Maria wrote Squatter at 1421 Fourth Street, accepting free accommodations in a rented house from an army comrade of her late husband's, a far cry from the riches of rancho life.

At the time of her death from gastric fever ten years later, Maria was in Chicago, still fighting lawsuits. Her body was brought back to San Diego and buried in Calvary Catholic Cemetery, now a park in Mission Hills. "I found her grave in Pioneer Park," says Gilbert. "Her tombstone is gone. Just the inscription M. Burton.' Can you imagine such treatment for Alonzo Horton?" Fred Gilbert would like to see a play about Maria produced in Old Town's plaza. He feels it would be appropriate for the coming celebrations of the State of California's 150th birthday. But authorities such as the San Diego Arts Council have already allocated money to the celebration of more famous figures.

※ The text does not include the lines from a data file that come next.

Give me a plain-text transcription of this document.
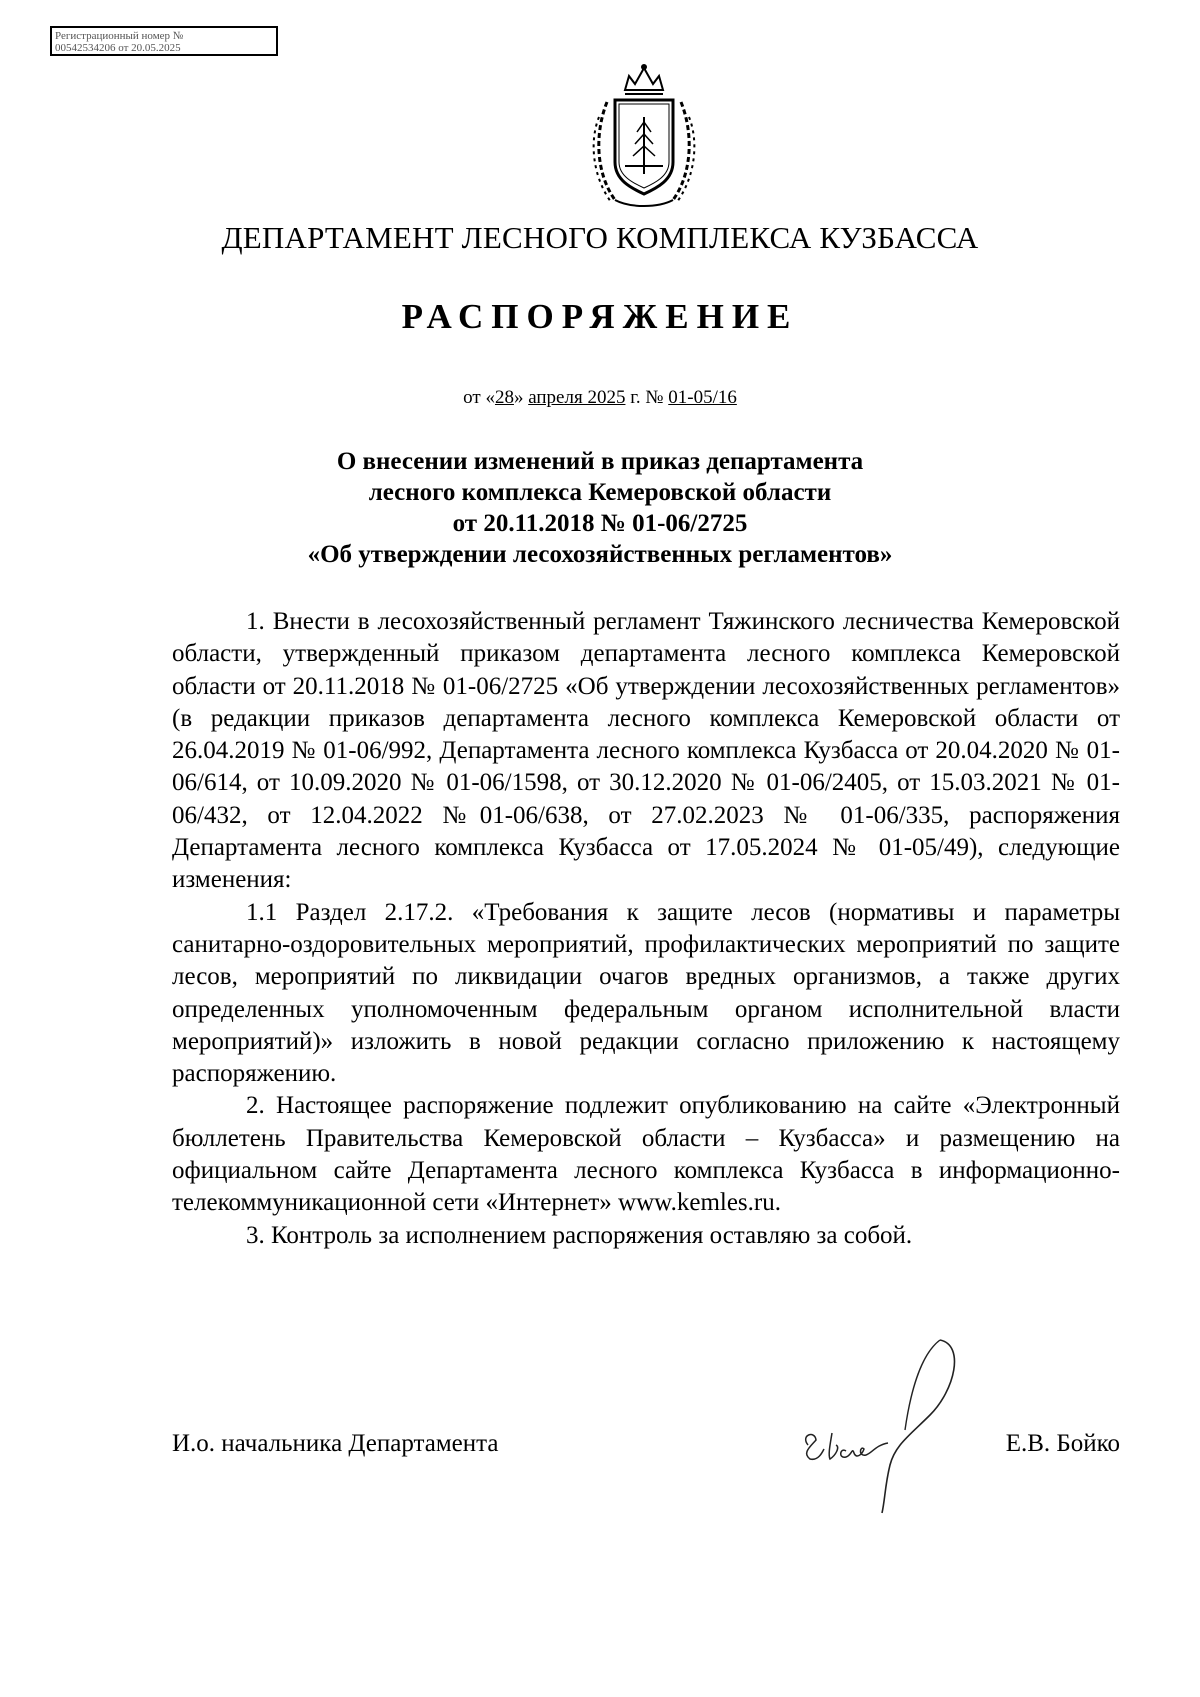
Регистрационный номер №
00542534206 от 20.05.2025
ДЕПАРТАМЕНТ ЛЕСНОГО КОМПЛЕКСА КУЗБАССА
РАСПОРЯЖЕНИЕ
от «28» апреля 2025 г. № 01-05/16
О внесении изменений в приказ департамента
лесного комплекса Кемеровской области
от 20.11.2018 № 01-06/2725
«Об утверждении лесохозяйственных регламентов»

1. Внести в лесохозяйственный регламент Тяжинского лесничества Кемеровской области, утвержденный приказом департамента лесного комплекса Кемеровской области от 20.11.2018 № 01-06/2725 «Об утверждении лесохозяйственных регламентов» (в редакции приказов департамента лесного комплекса Кемеровской области от 26.04.2019 № 01-06/992, Департамента лесного комплекса Кузбасса от 20.04.2020 № 01-06/614, от 10.09.2020 № 01-06/1598, от 30.12.2020 № 01-06/2405, от 15.03.2021 № 01-06/432, от 12.04.2022 №01-06/638, от 27.02.2023 № 01-06/335, распоряжения Департамента лесного комплекса Кузбасса от 17.05.2024 № 01-05/49), следующие изменения:

1.1 Раздел 2.17.2. «Требования к защите лесов (нормативы и параметры санитарно-оздоровительных мероприятий, профилактических мероприятий по защите лесов, мероприятий по ликвидации очагов вредных организмов, а также других определенных уполномоченным федеральным органом исполнительной власти мероприятий)» изложить в новой редакции согласно приложению к настоящему распоряжению.

2. Настоящее распоряжение подлежит опубликованию на сайте «Электронный бюллетень Правительства Кемеровской области – Кузбасса» и размещению на официальном сайте Департамента лесного комплекса Кузбасса в информационно-телекоммуникационной сети «Интернет» www.kemles.ru.

3. Контроль за исполнением распоряжения оставляю за собой.

И.о. начальника Департамента	Е.В. Бойко
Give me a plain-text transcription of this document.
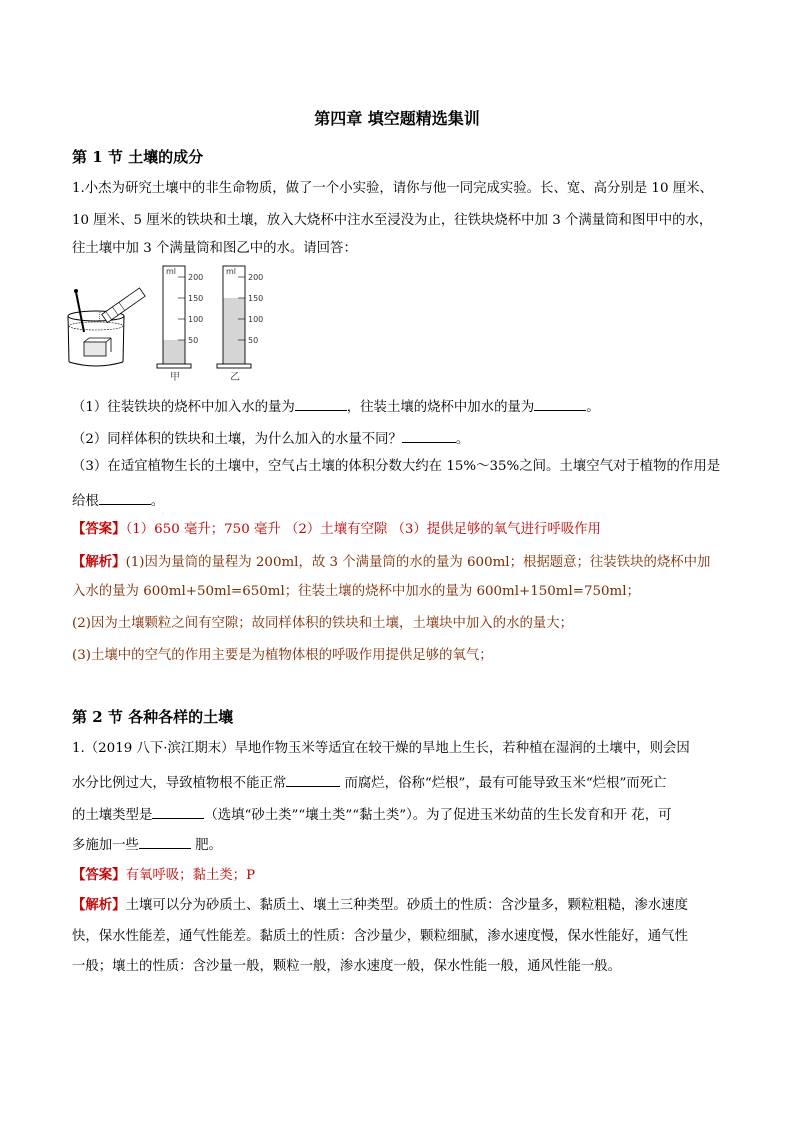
第四章 填空题精选集训
第 1 节 土壤的成分
1.小杰为研究土壤中的非生命物质，做了一个小实验，请你与他一同完成实验。长、宽、高分别是 10 厘米、
10 厘米、5 厘米的铁块和土壤，放入大烧杯中注水至浸没为止，往铁块烧杯中加 3 个满量筒和图甲中的水，
往土壤中加 3 个满量筒和图乙中的水。请回答：
ml
200
150
100
50
甲
ml
200
150
100
50
乙
（1）往装铁块的烧杯中加入水的量为	，往装土壤的烧杯中加水的量为	。
（2）同样体积的铁块和土壤，为什么加入的水量不同？	。
（3）在适宜植物生长的土壤中，空气占土壤的体积分数大约在 15%～35%之间。土壤空气对于植物的作用是
给根	。
【答案】（1）650 毫升；750 毫升 （2）土壤有空隙 （3）提供足够的氧气进行呼吸作用
【解析】(1)因为量筒的量程为 200ml，故 3 个满量筒的水的量为 600ml；根据题意；往装铁块的烧杯中加
入水的量为 600ml+50ml=650ml；往装土壤的烧杯中加水的量为 600ml+150ml=750ml；
(2)因为土壤颗粒之间有空隙；故同样体积的铁块和土壤，土壤块中加入的水的量大；
(3)土壤中的空气的作用主要是为植物体根的呼吸作用提供足够的氧气；
第 2 节 各种各样的土壤
1.（2019 八下·滨江期末）旱地作物玉米等适宜在较干燥的旱地上生长，若种植在湿润的土壤中，则会因
水分比例过大，导致植物根不能正常	而腐烂，俗称“烂根”，最有可能导致玉米“烂根”而死亡
的土壤类型是	（选填“砂土类”“壤土类”“黏土类”）。为了促进玉米幼苗的生长发育和开 花，可
多施加一些	肥。
【答案】有氧呼吸；黏土类；P
【解析】土壤可以分为砂质土、黏质土、壤土三种类型。砂质土的性质：含沙量多，颗粒粗糙，渗水速度
快，保水性能差，通气性能差。黏质土的性质：含沙量少，颗粒细腻，渗水速度慢，保水性能好，通气性
一般；壤土的性质：含沙量一般，颗粒一般，渗水速度一般，保水性能一般，通风性能一般。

Gilbert himself is retreating to the Philippines, where the living is cheaper for a man on disability. But he's not giving up. On the island of Cebu, where he and wife Journalyn will pay $270 a month for a two-bedroom house by the waters of the Visayan Sea, he'll start dictating his play about "M. Burton." His fight for Maria, he says, is just beginning. "If she could fight to her last breath," he says, "so can I."